Despite this, the arbitrator determined that the hospital’s decision to terminate S.V. was excessive under the circumstances. He emphasized the importance of balancing the hospital’s interests with those of the employee. “The Hospital’s need for a consistent expeditious application of the Policy… must be weighed against the Grievor’s need to follow Dr. C.G.’s recommendation,” he stated. “The Grievor had to choose between her job and following the recommendations of Dr. C.G., an internal medicine and infectious disease specialist. Undoubtedly, a difficult decision.”

He noted that S.V. had scheduled her second dose for April 19, 2022, and there was a reasonable possibility she would become fully vaccinated shortly after her suspension. “In these circumstances, the Hospital’s need for consistent application of the Policy and the protection of its employees and patients, when balanced against Dr.

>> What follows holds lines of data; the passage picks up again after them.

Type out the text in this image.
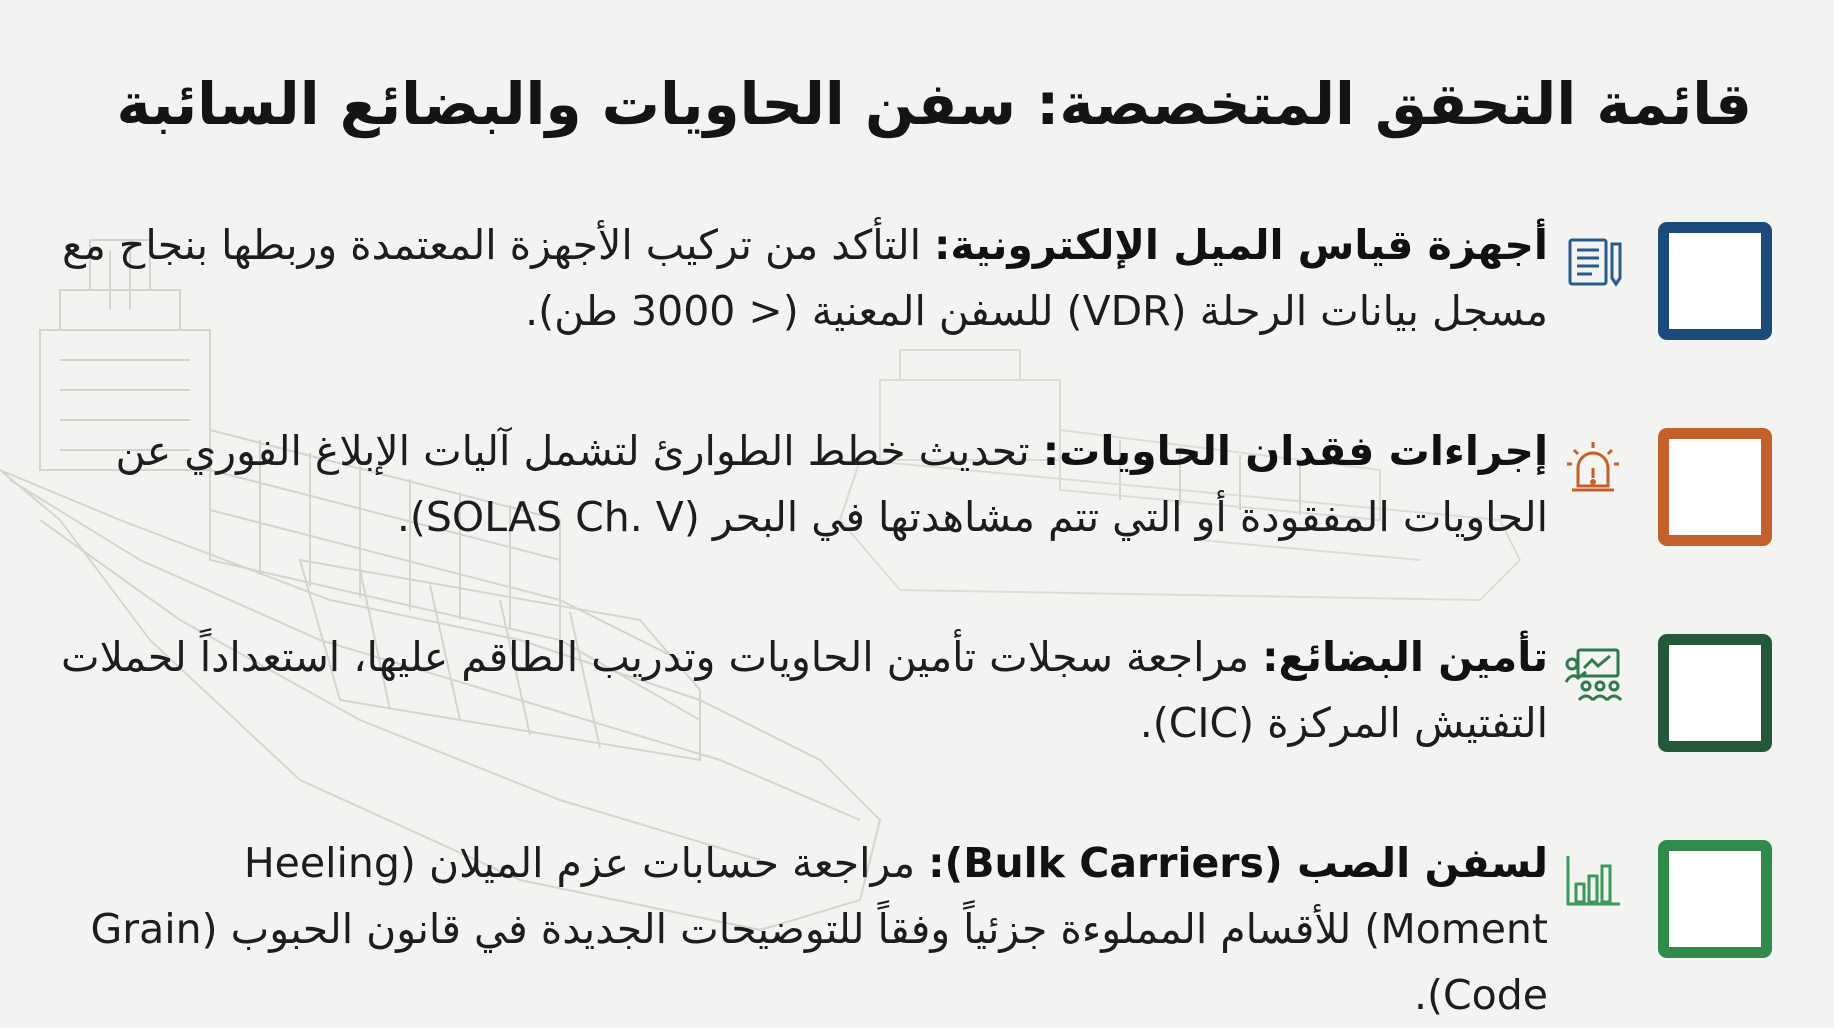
قائمة التحقق المتخصصة: سفن الحاويات والبضائع السائبة
أجهزة قياس الميل الإلكترونية: التأكد من تركيب الأجهزة المعتمدة وربطها بنجاح مع مسجل بيانات الرحلة (VDR) للسفن المعنية (< 3000 طن).
إجراءات فقدان الحاويات: تحديث خطط الطوارئ لتشمل آليات الإبلاغ الفوري عن الحاويات المفقودة أو التي تتم مشاهدتها في البحر (SOLAS Ch. V).
تأمين البضائع: مراجعة سجلات تأمين الحاويات وتدريب الطاقم عليها، استعداداً لحملات التفتيش المركزة (CIC).
لسفن الصب (Bulk Carriers): مراجعة حسابات عزم الميلان (Heeling Moment) للأقسام المملوءة جزئياً وفقاً للتوضيحات الجديدة في قانون الحبوب (Grain Code).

C.G.’s recommendation and the fact that the Grievor was prepared to obtain the second dose… suggests that a disciplinary measure less than termination would have achieved a better or more fitting balance,” he concluded.

The arbitrator rescinded the Dec. 20, 2021 written warning, finding that S.V. had received her first dose within the required timeframe and had attempted to communicate this to the hospital. He upheld the 14-day suspension imposed on March 15, 2022, agreeing that discipline was warranted due to her non-compliance with the policy at that time.

No reinstatement

In place of termination, Arbitrator Randazzo substituted an unpaid suspension covering the period from March 30, 2022, to April 19, 2022. However, he declined to reinstate S.V., noting that she did not ultimately receive her second dose as scheduled and remained unvaccinated at the time of the hearing.

“More than two years have passed since the Grievor’s termination, the Grievor did not get her second dose of the vaccine on April 19, 2022 and is not currently fully vaccinated,” he wrote. “In these circumstances, a conditional reinstatement is not appropriate.”

In the context of the previous discussion, Arbitrator Goodfellow is presiding over a separate case that addresses whether non-compliance with an employer’s policy constitutes “wilful misconduct” under the Employment Standards Act. The outcome of his decision could influence the determination of S.V.’s entitlement to notice and severance pay in the case discussed earlier.

Notice and severance pay

The arbitrator left the issue of S.V.’s entitlement to notice and severance pay under the Employment Standards Act to the parties to determine, as it was not within his purview to decide. He noted that another arbitrator — Goodfellow — is presiding over a separate case that addresses whether non-compliance with an employer’s policy constitutes “wilful misconduct” under the Employment Standards Act. The outcome of his decision could influence the determination of S.V.’s entitlement to notice and severance pay in the case discussed earlier.

Arbitrator Randazzo also reinforced the critical role of cooperation in the accommodation process, citing the Supreme Court of Canada’s decision in McGill University Health Centre v. Syndicat des employés de l’Hôpital général de Montréal: “When an employer makes a proposal that is reasonable, it is incumbent on the employee to facilitate its implementation.”

The decision also highlights the significance of clear communication and documentation in the accommodation process. The arbitrator found that the hospital’s request for additional medical information was justified, particularly given that S.V.’s own physician, Dr. C.G., recommended obtaining clearance from cardiology. “The cardiologist’s report was relevant and necessary,” he wrote. “The Grievor’s refusal to provide the report frustrated the process to the point where the Hospital was not able to properly adjudicate her claim.”

In conclusion, while the hospital did not breach the Human Rights Code in this case, the termination of S.V. was deemed unjust due to her unique circumstances and intent to comply with the vaccination policy within a reasonable timeframe. The ruling serves as a reminder of the importance of balancing organizational policies with individual employee rights and medical considerations.